Thursday, September 25, 2014

Women don't speak up!

Katie Coffman has a new paper forthcoming in the QJE on Evidence on Self-Stereotyping and the Contribution of Ideas

The abstract reads:
"We use a lab experiment to explore the factors that predict an individual's decision to contribute her idea to a group. We find that contribution decisions depend upon the interaction
of gender and the gender stereotype associated with the decision-making domain: conditional
on measured ability, individuals are less willing to contribute ideas in areas that are stereotypically outside of their gender's domain. Importantly, these decisions are largely driven by
self-assessments, rather than fear of discrimination. Individuals are less confident in gender
incongruent areas and are thus less willing to contribute their ideas. Because even very knowledgeable group members under-contribute in gender incongruent categories, group performance suffers and, ex post, groups have difficulty recognizing who their most talented members are. Our results show that even in an environment where other group members show no bias, women in male-typed areas and men in female-typed areas may be less influential. An intervention that provides feedback about a woman's (man's) strength in a male-typed (female-typed) area does not significantly increase the probability that she contributes her ideas to the group. A back-of-the-envelope calculation reveals that a lean in style policy that increases contribution by
women would significantly improve group performance in male-typed domains."

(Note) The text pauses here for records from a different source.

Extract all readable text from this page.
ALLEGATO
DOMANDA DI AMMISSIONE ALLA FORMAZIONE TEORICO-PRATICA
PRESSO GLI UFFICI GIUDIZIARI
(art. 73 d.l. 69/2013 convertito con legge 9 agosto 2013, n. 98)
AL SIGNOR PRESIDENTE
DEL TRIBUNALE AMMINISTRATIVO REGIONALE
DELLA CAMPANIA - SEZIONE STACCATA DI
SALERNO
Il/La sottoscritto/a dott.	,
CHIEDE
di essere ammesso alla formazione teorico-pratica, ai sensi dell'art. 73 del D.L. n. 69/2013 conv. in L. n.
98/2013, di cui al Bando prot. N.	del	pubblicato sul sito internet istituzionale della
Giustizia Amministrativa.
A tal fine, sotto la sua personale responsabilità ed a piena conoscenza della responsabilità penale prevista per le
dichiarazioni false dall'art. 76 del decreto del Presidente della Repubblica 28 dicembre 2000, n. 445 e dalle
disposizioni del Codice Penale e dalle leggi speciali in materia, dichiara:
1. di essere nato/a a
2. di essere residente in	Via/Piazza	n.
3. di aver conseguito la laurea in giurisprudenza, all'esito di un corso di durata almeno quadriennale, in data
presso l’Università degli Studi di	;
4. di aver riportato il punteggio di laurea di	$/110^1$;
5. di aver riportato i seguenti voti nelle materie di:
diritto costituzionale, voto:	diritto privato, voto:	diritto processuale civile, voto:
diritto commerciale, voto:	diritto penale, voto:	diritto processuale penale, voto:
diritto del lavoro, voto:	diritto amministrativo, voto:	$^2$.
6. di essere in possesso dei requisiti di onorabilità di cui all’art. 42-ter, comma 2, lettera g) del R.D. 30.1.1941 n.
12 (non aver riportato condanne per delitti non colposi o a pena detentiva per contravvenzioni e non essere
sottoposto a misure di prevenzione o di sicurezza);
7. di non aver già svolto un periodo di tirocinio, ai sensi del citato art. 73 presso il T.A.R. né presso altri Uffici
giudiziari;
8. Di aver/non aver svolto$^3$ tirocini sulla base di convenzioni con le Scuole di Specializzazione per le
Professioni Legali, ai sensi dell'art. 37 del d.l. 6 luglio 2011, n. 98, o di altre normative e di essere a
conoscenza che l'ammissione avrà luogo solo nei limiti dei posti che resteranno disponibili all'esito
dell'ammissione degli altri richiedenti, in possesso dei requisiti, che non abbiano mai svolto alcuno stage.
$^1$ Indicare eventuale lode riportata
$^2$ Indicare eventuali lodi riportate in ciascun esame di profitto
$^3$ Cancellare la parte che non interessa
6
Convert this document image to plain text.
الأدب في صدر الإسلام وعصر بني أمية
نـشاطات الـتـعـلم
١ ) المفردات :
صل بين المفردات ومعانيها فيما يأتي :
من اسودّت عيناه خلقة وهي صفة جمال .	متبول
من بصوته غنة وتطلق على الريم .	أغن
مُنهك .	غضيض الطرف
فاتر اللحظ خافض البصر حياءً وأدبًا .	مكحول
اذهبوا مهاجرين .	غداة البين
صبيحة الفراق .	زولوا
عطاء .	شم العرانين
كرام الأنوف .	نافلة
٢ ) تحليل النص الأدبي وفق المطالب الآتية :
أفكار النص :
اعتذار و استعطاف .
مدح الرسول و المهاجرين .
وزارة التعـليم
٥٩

Here's the killer figure: The Probability of a Missed Opportunity: that is, someone knew the right answer, but their answer wasn't chosen and intead the group got the answer wrong (because the person knowing the answer didn't speak up enough or the other too much).

For each score (i.e. how many answers they got correct in a test in that category), the chance a man (black) or a woman (light grey) with that score had a missed opportunity.

The figure below is for Male Typed Categories (Environmental science, Sports, History, Geography)


So, women with a perfect score (5) in a male typed category, have a higher chance to have a missed opportunity than men with a score of 1 out of 5. 

The best women just have a barely lower chance to not miss an opportunity compared to men who got everything wrong.